When Brown began, she was paid $35 per child per month. That eventually grew to $431. But she, too, has been caught up in the recent financial debacle at the Child and Family Services Agency, which is under court receivership. She hasn't been paid about $100 for a boy she had three years ago. And she hasn't received a penny of the $862 she is owed for a little girl she cared for this summer.

She supplemented her income by doing people's hair, selling home-cooked meals, crocheted bedspreads and the dresses, shawls and quilts she made.

"I was healthy and strong," Brown said. "And my husband helped. He loved the kids."

Her husband, a truck driver at St. Elizabeths Hospital and a chauffeur for officials there, died 12 years ago. One of the former foster boys still lives with her and helps care for her and the house.

Not all the children who left lived happily ever after. One girl went back to her biological mother, who took her to crack houses and sold her to men in exchange for drugs.

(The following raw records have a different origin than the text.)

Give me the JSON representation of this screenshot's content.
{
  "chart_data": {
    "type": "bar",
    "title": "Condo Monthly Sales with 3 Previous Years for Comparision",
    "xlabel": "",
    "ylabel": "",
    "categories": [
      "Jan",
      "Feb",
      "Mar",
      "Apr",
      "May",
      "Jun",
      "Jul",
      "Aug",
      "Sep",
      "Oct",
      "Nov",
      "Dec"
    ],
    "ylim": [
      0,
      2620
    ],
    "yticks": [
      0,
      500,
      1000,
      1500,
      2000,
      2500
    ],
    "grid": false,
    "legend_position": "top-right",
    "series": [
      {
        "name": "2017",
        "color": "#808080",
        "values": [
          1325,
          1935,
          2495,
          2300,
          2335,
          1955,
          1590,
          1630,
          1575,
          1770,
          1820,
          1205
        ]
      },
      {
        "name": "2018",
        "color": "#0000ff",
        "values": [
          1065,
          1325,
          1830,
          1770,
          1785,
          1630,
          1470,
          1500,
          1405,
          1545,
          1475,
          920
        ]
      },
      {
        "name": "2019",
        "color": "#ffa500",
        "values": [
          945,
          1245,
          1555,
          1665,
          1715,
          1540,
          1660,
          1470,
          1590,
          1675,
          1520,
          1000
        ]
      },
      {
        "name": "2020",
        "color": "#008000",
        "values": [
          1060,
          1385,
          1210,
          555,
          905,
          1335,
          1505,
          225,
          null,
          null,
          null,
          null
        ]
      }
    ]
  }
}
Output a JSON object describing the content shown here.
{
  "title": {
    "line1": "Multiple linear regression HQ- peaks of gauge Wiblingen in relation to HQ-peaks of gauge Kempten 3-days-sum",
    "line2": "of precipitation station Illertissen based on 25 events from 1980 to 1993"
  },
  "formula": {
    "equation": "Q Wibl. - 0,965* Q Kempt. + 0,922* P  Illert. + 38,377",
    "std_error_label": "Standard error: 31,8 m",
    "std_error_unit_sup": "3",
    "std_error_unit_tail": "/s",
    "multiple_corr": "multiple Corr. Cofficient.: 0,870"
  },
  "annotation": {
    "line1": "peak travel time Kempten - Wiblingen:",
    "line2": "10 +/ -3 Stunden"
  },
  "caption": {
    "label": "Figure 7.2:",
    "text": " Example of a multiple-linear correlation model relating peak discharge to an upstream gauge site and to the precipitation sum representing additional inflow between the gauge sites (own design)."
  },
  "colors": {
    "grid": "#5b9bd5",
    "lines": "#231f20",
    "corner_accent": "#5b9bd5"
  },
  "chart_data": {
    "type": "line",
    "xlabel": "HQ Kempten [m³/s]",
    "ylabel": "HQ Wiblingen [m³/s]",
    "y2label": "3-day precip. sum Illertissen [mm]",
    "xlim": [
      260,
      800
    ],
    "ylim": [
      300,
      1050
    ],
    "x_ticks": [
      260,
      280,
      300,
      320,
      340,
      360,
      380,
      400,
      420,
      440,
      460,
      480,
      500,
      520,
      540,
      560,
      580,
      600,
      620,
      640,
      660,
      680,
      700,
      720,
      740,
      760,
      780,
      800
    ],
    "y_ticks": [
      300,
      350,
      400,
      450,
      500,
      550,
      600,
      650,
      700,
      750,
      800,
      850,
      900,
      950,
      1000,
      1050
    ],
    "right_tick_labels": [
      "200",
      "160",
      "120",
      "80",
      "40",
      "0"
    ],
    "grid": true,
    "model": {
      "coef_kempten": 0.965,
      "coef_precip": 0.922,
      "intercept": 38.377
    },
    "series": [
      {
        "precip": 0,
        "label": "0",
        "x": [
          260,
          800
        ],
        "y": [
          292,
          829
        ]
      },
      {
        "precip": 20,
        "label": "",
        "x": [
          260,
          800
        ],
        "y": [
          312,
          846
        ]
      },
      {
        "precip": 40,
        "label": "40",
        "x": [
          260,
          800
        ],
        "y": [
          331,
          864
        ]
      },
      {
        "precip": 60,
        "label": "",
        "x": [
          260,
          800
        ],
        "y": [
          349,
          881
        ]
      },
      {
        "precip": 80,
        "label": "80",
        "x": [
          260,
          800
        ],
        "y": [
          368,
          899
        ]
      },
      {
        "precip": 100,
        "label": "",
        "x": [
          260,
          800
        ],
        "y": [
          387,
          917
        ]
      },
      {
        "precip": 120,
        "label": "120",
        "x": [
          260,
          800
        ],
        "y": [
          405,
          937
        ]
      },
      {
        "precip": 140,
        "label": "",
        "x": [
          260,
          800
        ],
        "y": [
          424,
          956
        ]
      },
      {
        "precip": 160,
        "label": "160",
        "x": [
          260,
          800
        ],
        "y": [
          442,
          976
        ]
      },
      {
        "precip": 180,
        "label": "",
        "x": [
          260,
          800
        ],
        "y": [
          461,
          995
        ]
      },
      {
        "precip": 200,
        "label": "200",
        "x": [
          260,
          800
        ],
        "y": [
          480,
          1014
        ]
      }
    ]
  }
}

Brown has lost track of some of the children, many of whom were toddlers when they moved out. But the ones who keep in touch--her telephone number hasn't changed in those 52 years--are spread across the country: electricians, nurses, carpenters, beauticians, social workers and so many others.

And one, she said with immense pride, is a foster parent herself.

CAPTION: Betty J. Green is one of the 125 former D.C. foster children cared for by Mary Brown, now 89, and her husband on their 30-acre Charles County farm.

CAPTION: "All they wanted was to be loved and understood," Mary A. Brown said of the children.